Em suma, em geral – vista isoladamente a ação instaurada contra AM –, não deve a petição inicial ser liminarmente indeferida, se for constatado o seu irregular processamento por apenso, devendo, sim, ser remetida à distribuição (dando-se baixa do apenso indevidamente criado, por culpa do autor), com eventual tributação em custas, pela atividade anómala gerada – não ficando prejudicado o conhecimento da competência territorial, designadamente, por parte do juiz a quem viesse a ser distribuída a ação, caso seja excecionada a incompetência do tribunal.
No entanto, em concreto, a ação instaurada contra AM não pode ser vista isoladamente, já que a autora o demandou conjuntamente com a ré MR. Assim, se a demanda conjunta não for admissível, não restará outra solução que não seja a absolvição do réu da instância, sem necessidade da indicação prevista no n.º 1 do art. 38.º do Cód.

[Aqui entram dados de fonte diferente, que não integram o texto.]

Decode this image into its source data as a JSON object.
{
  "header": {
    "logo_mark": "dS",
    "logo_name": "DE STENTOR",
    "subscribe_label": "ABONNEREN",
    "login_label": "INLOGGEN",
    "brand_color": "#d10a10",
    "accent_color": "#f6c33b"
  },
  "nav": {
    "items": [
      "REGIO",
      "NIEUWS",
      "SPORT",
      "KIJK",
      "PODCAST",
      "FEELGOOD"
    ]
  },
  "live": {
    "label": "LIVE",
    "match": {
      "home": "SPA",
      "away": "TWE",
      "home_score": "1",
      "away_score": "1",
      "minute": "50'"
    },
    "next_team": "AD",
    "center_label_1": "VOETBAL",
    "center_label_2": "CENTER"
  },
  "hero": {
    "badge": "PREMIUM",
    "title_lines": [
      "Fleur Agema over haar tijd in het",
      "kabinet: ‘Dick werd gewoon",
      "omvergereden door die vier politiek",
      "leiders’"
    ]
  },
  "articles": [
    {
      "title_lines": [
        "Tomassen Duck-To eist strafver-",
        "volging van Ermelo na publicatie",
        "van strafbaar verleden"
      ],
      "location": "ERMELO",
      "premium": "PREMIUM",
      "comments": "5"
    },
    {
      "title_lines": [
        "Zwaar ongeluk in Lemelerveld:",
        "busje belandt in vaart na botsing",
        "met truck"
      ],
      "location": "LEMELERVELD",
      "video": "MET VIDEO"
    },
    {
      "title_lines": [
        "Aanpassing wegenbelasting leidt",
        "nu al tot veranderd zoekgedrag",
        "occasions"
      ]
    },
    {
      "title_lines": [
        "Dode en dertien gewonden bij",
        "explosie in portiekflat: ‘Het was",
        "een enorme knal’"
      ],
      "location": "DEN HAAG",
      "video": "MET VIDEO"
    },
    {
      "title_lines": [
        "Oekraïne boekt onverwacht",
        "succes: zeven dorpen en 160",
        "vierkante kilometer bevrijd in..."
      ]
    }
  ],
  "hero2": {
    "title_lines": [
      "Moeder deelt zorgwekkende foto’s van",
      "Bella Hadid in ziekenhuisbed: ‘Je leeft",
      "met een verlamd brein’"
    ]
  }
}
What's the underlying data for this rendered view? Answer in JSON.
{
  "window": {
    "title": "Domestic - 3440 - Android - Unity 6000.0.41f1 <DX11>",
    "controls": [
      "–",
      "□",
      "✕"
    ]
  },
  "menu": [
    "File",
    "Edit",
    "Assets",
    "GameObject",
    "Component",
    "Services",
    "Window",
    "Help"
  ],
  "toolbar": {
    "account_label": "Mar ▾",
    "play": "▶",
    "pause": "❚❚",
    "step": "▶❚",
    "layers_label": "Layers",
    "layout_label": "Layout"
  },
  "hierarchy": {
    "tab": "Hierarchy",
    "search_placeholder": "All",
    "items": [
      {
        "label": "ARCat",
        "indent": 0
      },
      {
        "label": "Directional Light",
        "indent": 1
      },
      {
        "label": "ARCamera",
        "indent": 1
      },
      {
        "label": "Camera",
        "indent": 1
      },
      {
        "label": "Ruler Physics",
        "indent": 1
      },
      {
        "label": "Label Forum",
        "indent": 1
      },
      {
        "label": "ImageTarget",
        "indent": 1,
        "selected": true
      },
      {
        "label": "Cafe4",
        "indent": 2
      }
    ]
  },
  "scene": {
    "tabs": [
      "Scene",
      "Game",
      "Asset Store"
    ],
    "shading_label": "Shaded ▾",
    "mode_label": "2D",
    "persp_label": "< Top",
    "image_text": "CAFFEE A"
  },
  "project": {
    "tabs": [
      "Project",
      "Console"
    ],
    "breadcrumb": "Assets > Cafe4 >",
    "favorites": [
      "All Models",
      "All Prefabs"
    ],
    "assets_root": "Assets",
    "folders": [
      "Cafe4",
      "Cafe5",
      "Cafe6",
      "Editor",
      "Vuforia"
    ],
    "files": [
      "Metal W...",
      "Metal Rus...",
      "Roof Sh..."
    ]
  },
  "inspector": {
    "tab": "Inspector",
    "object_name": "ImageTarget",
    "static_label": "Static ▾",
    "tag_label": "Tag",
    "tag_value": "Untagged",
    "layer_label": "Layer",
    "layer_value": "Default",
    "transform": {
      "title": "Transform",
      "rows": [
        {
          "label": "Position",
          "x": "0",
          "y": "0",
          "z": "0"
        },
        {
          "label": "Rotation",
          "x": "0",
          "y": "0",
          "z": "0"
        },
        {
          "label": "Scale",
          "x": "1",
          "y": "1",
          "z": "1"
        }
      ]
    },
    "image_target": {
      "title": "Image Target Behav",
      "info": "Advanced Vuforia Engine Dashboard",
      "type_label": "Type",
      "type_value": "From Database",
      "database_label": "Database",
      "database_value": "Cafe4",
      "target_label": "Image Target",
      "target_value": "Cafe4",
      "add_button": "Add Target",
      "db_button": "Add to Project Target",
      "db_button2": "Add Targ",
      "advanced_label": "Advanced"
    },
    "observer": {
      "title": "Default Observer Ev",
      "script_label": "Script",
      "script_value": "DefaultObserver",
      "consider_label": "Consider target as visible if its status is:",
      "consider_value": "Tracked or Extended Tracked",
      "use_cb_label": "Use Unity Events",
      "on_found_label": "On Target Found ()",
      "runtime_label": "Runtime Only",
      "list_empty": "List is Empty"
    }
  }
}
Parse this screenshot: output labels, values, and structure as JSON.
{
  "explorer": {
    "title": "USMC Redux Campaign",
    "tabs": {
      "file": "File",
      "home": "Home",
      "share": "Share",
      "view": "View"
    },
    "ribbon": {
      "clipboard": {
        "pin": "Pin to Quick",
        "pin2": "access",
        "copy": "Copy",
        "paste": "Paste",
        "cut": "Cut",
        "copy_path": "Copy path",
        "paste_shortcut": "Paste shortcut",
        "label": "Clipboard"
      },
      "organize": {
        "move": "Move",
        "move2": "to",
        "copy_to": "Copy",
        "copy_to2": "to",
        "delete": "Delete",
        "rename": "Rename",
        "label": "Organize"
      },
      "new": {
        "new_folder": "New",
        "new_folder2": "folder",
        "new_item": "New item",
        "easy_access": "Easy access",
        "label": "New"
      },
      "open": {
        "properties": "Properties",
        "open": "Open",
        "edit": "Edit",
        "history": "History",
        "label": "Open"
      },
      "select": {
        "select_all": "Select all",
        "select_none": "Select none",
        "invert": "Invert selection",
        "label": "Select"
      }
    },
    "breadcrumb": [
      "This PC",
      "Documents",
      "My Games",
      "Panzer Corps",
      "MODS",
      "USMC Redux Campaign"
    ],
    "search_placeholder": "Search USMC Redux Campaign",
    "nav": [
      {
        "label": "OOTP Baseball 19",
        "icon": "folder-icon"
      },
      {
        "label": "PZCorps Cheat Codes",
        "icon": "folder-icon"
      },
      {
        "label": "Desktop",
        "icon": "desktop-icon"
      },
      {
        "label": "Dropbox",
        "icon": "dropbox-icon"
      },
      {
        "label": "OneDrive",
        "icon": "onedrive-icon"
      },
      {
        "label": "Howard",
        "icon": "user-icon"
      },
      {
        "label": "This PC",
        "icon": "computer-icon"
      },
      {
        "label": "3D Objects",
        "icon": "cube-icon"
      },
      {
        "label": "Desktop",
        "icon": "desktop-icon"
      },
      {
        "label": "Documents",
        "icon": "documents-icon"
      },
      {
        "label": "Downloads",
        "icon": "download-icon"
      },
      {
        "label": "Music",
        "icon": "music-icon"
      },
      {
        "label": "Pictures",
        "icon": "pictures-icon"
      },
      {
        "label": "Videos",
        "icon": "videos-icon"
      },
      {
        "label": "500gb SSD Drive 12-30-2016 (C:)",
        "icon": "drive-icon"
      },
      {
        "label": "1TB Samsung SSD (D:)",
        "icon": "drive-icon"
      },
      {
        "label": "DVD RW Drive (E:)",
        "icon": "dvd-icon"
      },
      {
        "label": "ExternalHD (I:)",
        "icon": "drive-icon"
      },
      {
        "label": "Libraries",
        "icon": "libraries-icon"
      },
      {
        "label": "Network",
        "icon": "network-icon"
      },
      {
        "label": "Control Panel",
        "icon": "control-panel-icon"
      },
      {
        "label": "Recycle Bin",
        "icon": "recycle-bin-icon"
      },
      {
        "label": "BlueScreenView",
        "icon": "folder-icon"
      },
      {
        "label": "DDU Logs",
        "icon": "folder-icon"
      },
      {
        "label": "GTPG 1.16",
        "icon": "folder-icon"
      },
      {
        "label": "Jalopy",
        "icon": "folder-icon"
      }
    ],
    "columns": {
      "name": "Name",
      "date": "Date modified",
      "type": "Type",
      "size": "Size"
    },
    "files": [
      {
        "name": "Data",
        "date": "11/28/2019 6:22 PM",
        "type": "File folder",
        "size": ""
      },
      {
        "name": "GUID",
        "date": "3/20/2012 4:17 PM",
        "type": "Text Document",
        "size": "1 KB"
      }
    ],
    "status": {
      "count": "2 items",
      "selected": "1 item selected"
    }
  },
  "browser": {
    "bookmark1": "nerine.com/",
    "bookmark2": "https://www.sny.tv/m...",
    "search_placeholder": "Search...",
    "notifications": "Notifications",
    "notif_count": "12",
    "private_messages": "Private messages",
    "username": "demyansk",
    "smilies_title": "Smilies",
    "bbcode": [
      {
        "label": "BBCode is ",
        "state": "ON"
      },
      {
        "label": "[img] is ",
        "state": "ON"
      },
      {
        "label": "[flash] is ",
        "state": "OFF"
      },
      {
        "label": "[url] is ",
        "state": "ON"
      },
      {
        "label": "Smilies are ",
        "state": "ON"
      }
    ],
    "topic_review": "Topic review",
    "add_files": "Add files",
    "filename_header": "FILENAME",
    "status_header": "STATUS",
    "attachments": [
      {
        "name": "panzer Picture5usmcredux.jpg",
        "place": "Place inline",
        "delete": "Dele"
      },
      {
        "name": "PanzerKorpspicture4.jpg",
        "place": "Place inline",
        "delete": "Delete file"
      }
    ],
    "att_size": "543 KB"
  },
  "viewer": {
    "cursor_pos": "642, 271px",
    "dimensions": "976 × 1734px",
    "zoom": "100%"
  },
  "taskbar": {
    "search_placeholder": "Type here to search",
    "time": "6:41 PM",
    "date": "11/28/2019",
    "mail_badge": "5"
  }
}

Proc. Civil, já que o mais pedido (a contra a ré) pode ser apreciado na ação a correr por apenso, sendo impossível a cisão da petição (para remessa de uma sua secção à distribuição). O mesmo se diga, caso se conclua – em face da factualidade trazida pela autora em resposta ao convite ao aperfeiçoamento da petição que lhe deve ser dirigido – que a demanda conjunta é, em abstrato possível, nos quadros da coligação, relativamente à indicação prevista no n.º 4 do art. 37.º do Cód. Proc. Civil.
Como vimos, pode estar em discussão uma administração conjunta (em coautoria) por parte dos dois réus, a qual pode justificar (ou impor) a instauração de uma única causa, correndo os termos necessários aplicáveis à demanda da cabeça de casal. Esta incerteza só poderá ser ultrapassada em face da resposta que a autora der ao convite ao aperfeiçoamento da petição que lhe deve ser dirigido."